Testosterone didn't budge on tesamorelin — expected?
97 posts
12 weeks of tesamorelin 2mg/day. Pulled labs week 0 and week 12.
- IGF-1: 198 -> 278 ng/mL (nice)
- Fasting glucose: 88 -> 95 (ok-ish)
- Visceral fat per DEXA: -14% (great)
- Total T: 612 -> 621 ng/dL (basically unchanged)
- Free T: 14.8 -> 15.1 pg/mL (unchanged)
- SHBG: 34 -> 36 (unchanged)
I'd sort of expected tesa to bump T at least modestly given the body comp improvement. Is that expectation wrong, or did my body just not respond that way?
- CJC-1295 no DAC · 100 mcg · pre-bed · sub-Q
- Ipamorelin · 200 mcg · pre-bed · sub-Q
- BPC-157 · 250 mcg · 2x/day · sub-Q
9 Replies
73 posts
Expectation is wrong — tesa is a GHRH analog, its effects are on GH/IGF-1 axis, not HPTA. Some people get a tiny T nudge from body comp changes but the effect is small and inconsistent. Your data looks textbook for a good tesa response: IGF-1 up, visceral fat down, T unchanged.
- BPC-157 · 500 mcg · 2x/day · sub-Q
- GHK-Cu · 2 mg · nightly topical · topical
212 posts
My T also didn't move on tesa. Free T was actually slightly lower at retest (small, probably noise). The fat loss gets attributed to better T in the fitness press but in reality it's the direct lipolytic effect of GH pulses on visceral adipose.
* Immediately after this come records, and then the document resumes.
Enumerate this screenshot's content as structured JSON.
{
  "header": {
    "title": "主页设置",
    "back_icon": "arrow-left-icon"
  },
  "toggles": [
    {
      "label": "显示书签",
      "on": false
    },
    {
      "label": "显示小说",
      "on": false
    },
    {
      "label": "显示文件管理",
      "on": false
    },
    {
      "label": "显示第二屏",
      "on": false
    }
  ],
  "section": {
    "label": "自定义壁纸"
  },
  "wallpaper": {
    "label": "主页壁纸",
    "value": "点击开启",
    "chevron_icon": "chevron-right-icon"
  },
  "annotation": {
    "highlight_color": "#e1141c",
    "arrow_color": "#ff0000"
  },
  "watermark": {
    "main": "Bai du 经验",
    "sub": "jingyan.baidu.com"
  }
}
- CJC-1295 no DAC · 100 mcg · pre-bed · sub-Q
- Ipamorelin · 200 mcg · pre-bed · sub-Q
- BPC-157 · 500 mcg · 2x/day · sub-Q
97 posts
Makes sense. So anyone thinking tesa is going to shift their T numbers is probably barking up the wrong tree.
- CJC-1295 no DAC · 100 mcg · pre-bed · sub-Q
- Ipamorelin · 200 mcg · pre-bed · sub-Q
- BPC-157 · 250 mcg · 2x/day · sub-Q
51 posts
Right. For T-specific moves you're looking at clomid/enclomiphene, HCG, or actual TRT. Tesa is a body comp / IGF-1 tool, not an HPTA tool.
14 posts
Also — your IGF-1 response (198 -> 278) is a solid respondent profile. That matters more for the 'am I getting value from this' question than whether T moved.
117 posts
The tesamorelin HIV-lipodystrophy trials explicitly reported no meaningful testosterone changes. So your data is aligned with the published record.
32 posts
Yeah but those HIV trials were on lipodystrophic patients with genuinely broken metabolisms, so I'm not sure that data maps 1:1 to a healthy person's HPTA. That said, you're probably right that tesa just doesn't move T in any meaningful way. The real question is whether your IGF-1 bump actually translated to anything you could feel or see beyond the DEXA numbers, cause a 80 point jump sounds nice on paper but that doesn't always mean much in practice.
45 posts
Honestly the IGF-1 bump is kind of whatever if you're not feeling it. 80 points sounds good until you realize most of that could just be from the body comp improvement alone, which means tesa might just be expensive GLP-1 with extra steps. The real test is whether you're getting better recovery, stronger in the gym, or actually leaning out faster than you would on diet + training. If the answer is "not really," then you're basically paying for a number on a lab sheet.